В мозгу взорвалась еще одна молния. Он громко закричал. Воспоминания серной кислотой обожгли ему глаза. Дома своего он уже не видел. Дом развалился, как гнилая плоть с костей, и сознанию его явилась церковь в куполе Вегревиль. Килиан был там три дня назад. Послал его туда старший сектант за каким-то пакетом. Он не знал, что в нем, знал лишь, что «Беннет хочет его как можно быстрее».
Собрание выглядело как-то по-другому. В темных комнатах сгустилась иная атмосфера, похожая на ночь перед большим сражением. Они смотрели на него, как на шута. Их насмешило нетерпеливое его желание получить пакет и уйти. Каждый раз, как только он торопил их, они тянули время и страшно веселились, видя его реакцию. Они похожи были на резвых школьников, мучающих нового ученика.
Когда его привели наконец в церковь, старшие сектанты сказали, что пакет давно его дожидается. Стены часовни сделаны были из тонких, приваренных друг к другу металлических стержней. Помещение напоминало птичью клетку. Алтарь устроили на возвышении из ржавых, длинных гвоздей, концы которых обрезали под одну высоту. Длинные желтые языки пламени, поднимаясь из ощетинившегося металла, танцевали в темноте. Скамьи из кровельных досок прибиты к разного рода чурбакам. На стенах обычные руны, только сейчас их было почти не видно. Зато повсюду в глаза бросался новый слоган: НОЧЬ ИДЕТ. На стенах, на потолке и даже на полу.
Килиана заставили войти одного. Маленький эскорт его остался за толстыми дверями, слышался их сдавленный смех. Раздражение его, когда он подошел к алтарю, сменилось страхом. Его ожидали три фигуры, молча стоявшие за алтарем. Одеты они были в черные сутаны. На одежде их не было ни шестиугольников, ни украшений, излюбленных старшими членами секты. И это делало их еще более зловещими. Капюшоны почти скрывали лица. В желтом пламени свечей проступала иногда та или иная черта: налитые кровью глаза, крючковатый нос, большой рот. Третий капюшон показался Килиану пустым. Даже когда сектант приблизился к алтарю, то не увидел ничего в черной, как ночь, пещере капюшона.
— Меня послала Великий волхв, — пробормотал он, заикаясь. — У вас, кажется, есть для нее пакет?
— Да, разумеется, — прозвучал голос из таинственного капюшона.
Беннет насторожилась и пропустила голос через программу-анализатор. Программы эти, правда, еще не достигли совершенства, и целиком на них полагаться не следовало. Тем не менее анализатор обнаружил большое сходство с хранящимися в файле записями голоса Декстера. Темная фигура медленно вытянула руку, и Килиан задрожал от страха, предполагая увидеть в ней направленное на него дуло пистолета. Но из широкого рукава выглянула снежно-белая кисть, небрежно уронившая на алтарь маленький контейнер из пластмассы.

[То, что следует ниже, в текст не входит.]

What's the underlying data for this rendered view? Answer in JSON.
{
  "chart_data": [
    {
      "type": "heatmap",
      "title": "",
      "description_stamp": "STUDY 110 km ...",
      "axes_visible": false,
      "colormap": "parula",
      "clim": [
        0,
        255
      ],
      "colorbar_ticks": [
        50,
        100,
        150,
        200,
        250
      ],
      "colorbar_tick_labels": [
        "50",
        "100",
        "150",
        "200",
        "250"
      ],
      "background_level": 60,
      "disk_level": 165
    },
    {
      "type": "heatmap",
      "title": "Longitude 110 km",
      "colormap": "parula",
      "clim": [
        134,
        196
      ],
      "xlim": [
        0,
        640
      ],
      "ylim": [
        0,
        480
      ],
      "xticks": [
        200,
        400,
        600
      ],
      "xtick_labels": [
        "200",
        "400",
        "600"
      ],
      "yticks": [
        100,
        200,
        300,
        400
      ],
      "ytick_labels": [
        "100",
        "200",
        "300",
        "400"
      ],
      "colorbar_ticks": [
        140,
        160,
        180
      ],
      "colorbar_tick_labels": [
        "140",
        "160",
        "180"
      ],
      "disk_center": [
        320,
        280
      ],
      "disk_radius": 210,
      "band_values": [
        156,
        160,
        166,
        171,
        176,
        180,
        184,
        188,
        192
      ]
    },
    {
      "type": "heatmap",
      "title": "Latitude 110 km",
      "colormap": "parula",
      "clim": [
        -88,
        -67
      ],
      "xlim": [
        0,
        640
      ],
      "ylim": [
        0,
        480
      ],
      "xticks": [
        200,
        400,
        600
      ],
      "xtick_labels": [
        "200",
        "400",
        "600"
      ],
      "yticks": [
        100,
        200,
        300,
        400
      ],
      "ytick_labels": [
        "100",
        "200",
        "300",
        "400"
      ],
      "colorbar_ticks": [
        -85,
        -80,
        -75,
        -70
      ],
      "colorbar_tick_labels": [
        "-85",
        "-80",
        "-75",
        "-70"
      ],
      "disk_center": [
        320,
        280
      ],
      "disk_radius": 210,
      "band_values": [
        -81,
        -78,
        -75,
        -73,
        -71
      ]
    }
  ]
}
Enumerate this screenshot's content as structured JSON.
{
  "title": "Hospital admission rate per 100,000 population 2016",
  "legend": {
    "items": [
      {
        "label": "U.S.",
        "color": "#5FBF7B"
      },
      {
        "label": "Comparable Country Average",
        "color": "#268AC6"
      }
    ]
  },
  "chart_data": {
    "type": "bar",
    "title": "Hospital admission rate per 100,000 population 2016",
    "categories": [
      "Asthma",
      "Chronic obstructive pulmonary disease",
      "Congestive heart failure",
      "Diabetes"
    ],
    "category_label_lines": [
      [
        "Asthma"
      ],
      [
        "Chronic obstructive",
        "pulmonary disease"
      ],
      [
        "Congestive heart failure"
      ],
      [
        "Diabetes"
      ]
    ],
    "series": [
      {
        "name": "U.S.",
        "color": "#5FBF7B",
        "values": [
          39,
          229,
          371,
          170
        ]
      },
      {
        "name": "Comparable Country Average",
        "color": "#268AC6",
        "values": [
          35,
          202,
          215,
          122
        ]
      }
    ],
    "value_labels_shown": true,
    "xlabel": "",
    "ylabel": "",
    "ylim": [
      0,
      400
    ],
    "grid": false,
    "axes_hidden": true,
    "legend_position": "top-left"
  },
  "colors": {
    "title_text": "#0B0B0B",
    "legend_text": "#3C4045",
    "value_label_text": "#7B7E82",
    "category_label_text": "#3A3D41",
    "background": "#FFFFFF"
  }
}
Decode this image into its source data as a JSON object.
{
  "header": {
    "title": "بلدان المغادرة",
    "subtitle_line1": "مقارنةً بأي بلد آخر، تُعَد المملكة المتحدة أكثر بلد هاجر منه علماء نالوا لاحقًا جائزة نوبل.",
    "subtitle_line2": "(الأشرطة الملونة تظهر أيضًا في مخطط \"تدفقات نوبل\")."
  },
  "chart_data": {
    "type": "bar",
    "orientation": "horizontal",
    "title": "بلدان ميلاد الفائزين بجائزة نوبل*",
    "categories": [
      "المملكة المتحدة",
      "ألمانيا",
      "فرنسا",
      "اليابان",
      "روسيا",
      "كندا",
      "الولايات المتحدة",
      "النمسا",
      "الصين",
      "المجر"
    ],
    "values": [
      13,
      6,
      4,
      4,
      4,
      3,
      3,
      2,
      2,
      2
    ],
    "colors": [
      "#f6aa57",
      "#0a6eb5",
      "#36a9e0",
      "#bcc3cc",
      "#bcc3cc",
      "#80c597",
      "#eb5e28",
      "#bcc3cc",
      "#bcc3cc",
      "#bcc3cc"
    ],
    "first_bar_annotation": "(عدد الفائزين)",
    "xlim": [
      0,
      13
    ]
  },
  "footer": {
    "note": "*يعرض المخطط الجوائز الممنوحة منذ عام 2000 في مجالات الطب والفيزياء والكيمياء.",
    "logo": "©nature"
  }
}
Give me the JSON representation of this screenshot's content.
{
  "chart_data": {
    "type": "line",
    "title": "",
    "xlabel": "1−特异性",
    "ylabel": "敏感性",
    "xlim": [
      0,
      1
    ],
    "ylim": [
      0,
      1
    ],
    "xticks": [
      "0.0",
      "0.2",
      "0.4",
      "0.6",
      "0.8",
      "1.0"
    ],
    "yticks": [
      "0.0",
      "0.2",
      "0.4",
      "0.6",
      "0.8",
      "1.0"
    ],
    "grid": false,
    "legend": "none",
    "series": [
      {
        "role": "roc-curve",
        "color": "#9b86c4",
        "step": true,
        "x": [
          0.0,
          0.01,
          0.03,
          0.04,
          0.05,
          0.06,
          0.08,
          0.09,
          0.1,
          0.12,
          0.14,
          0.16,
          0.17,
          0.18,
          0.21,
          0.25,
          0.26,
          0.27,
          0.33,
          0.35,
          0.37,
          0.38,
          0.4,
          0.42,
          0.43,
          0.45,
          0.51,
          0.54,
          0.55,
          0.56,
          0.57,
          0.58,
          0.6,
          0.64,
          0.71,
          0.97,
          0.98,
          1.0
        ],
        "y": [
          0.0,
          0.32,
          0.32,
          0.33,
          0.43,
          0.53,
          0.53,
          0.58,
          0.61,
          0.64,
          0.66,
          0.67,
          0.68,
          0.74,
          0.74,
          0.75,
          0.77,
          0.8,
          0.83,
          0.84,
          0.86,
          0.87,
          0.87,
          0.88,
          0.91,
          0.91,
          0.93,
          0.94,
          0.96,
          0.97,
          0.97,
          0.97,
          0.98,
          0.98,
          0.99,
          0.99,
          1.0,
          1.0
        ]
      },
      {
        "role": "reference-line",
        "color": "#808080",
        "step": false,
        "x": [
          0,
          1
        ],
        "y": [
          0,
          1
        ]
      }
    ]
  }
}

— Наш подарок Беннет. Надеюсь, он принесет ей пользу.
Килиан торопливо его поднял.
— Да. Благодарю.
Больше всего хотелось ему выскочить отсюда, и как можно скорее. От этих парней у него мурашки по коже, как от Беннет.
— Я хотел бы, чтобы Великий волхв продолжала свою деятельность, как если бы ничего не случилось.
Килиан не знал, что на это ответить. Искоса глянул через плечо, соображая, сумеет ли в случае чего улизнуть отсюда, хотя прекрасно понимал, что, если бы это входило в их намерения, то его отсюда никто бы не выпустил.
— Вам лучше знать, — пожал он робко плечами.
— Без сомнения.
— Ну так я пойду, отнесу ей это.
— Ночь придет.
— Знаю.
— Отлично. Так ты присоединишься к нам, когда придет время.
— Мой дракон силен.
Из капюшона медленно выходила голова, черты лица, одна за другой, проступали из темноты.
— Это необходимое качество, — сказал Квинн.
Беннет внесла в память его лицо. Сомнений не осталось. Кожа, белая, как снег, глаза — черные омуты, — эмоциональное преувеличение. И тем не менее это Квинн.
Великий волхв загадочно улыбнулась, разглядывая лицо. Неистовость, его оживлявшая и когда-то привлекавшая ее, ушла. Выглядел он скорее усталым. Глаза в лучиках морщин, да и щеки провалились.
Она сконцентрировала мысли.
— Декстер в Эдмонтоне. Один из моих сектантов встретил его три дня назад.
— Благодарю, — ответила Западная Европа.
Десять кораблей над Новой Калифорнией доложили о прибытии обороне Монтерея. Черноястребы, сопровождавшие фрегаты, в этот раз вперед не рвались. Пусть лучше плохую новость сообщит командир конвоя.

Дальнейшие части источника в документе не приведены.